The guide also refers to weakening labor unions and requiring disclosure of state abortion data.

Palmer can often be found handing out pocket-sized cards to members at votes, with details and facts on specific topics and a QR code if they want to learn more. One such pamphlet proposed boosting energy production to bring down heating costs.

“We’re going to make sure when our folks go home and talk to the American people, they can talk to them about how we’re going to fix these things and do it in an honest way,” Palmer said.

‘Ultimate Policy Guy’

Palmer, co-founder of the conservative Alabama Policy Institute, is bringing his wealth of knowledge and data to each task force as they craft policy proposals, said Rep. Brett Guthrie (R-Ky.), chair of the “Healthy Future” task force. He’s “the ultimate policy guy,” Guthrie said.

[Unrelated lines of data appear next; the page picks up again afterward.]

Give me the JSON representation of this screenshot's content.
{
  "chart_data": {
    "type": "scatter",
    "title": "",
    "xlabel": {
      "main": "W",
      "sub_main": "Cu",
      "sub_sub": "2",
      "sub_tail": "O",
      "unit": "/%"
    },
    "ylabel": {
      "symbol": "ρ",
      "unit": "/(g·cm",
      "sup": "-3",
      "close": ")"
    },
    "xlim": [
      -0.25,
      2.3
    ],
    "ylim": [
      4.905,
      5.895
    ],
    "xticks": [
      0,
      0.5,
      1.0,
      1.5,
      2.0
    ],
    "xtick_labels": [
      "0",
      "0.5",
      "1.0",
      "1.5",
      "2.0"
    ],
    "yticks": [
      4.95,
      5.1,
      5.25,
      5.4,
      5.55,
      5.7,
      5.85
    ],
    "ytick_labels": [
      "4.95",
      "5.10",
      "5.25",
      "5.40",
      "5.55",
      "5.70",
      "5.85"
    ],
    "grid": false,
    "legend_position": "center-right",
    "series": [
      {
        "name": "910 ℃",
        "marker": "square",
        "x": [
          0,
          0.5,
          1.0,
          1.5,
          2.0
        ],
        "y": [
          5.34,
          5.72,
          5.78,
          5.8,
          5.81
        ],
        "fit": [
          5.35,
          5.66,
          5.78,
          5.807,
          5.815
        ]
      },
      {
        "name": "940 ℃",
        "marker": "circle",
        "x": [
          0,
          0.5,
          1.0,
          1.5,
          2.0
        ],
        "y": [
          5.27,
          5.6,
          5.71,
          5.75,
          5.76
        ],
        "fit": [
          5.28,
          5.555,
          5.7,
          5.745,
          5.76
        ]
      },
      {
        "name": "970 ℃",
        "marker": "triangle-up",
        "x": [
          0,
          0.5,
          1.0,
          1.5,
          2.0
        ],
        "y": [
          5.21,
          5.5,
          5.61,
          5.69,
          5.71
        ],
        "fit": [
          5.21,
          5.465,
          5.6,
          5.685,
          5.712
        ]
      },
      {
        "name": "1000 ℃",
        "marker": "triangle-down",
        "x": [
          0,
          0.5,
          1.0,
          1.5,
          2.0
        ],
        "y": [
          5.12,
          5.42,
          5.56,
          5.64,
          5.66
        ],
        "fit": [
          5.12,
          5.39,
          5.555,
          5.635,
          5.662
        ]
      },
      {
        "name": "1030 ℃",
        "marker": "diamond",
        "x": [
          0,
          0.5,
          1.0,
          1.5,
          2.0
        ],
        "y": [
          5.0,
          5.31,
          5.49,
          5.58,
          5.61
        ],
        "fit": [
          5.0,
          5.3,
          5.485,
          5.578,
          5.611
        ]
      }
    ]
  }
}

“No matter what the task force is, Gary seems to have done research on what is going on,” Guthrie said. “I’m a policy guy, but I’ve got to focus on my committees. But since he’s policy chair, he has to focus on everything. And he’s really good at it.”

In a statement to Bloomberg Government, McCarthy called Palmer a “quintessential policy leader.” McCarthy said Palmer’s “energy and consensus-driven approach make him ideal as we develop conservative solutions from our Republican-led task forces.”

The House Republican Policy Committee was first established in 1949 to advise the conference on policy and allow members to debate ideas. Former Vice President Dick Cheney (R-Wyo.) chaired it for several years in the 1980s.

It’s not necessarily an easy job, said former Rep. Luke Messer (R-Ind.), Palmer’s predecessor. Top party leaders have control of the legislative agenda, and committee chairs are often territorial about their own issues.

“There’s a lot of finesse required when dealing with all the different constituencies who want to drive policy for the conference,” he said.

Palmer has been able to strike that balance, working with leadership and committee heads to identify and advance priorities, said Rep. Cathy McMorris Rodgers (R-Wash.), who chairs the “Big Tech Censorship and Data” task force.

“Gary has respect among so many different colleagues that he’s able to be that bridge between leadership and the committee chairmen,” she said.

Proactive Agenda

Democrats have criticized Republicans for a lack of a policy agenda. In 2020, the Republican National Committee voted against adopting a new platform. Biden slammed Republicans during a January press conference, saying the party was only interested in blocking his agenda rather than advancing bipartisan priorities.

Palmer, who has one of the more conservative voting records in Congress, emphasized the need to put forward a more proactive rather than combative policy agenda.

“It’s not that I want to throw stuff out there to make Biden look bad or the Democrats look bad,” Palmer said. “I want to put things out there that if we can get this done, it will measurably make people’s lives better.”

Palmer pledged during his first election in 2014 that this year’s race would be his last. But he said he made that promise without anticipating the turnover in Alabama’s delegation or his ascension to leadership.

“As tired as I might be, war-weary as I might be, to take away from Alabama one of only three members who has senior status and the only member that’s part of leadership might not be in the best interest of the state,” Palmer said.

Even if he runs again in 2024, Palmer said he doesn’t aspire to higher leadership positions.

“I had somebody ask me, ‘Do you want to be speaker or majority leader?’ No,” Palmer said. “I want to be the best that I can be where I am. I don’t elevate myself. And if I get elevated, that’s different. You get promoted.”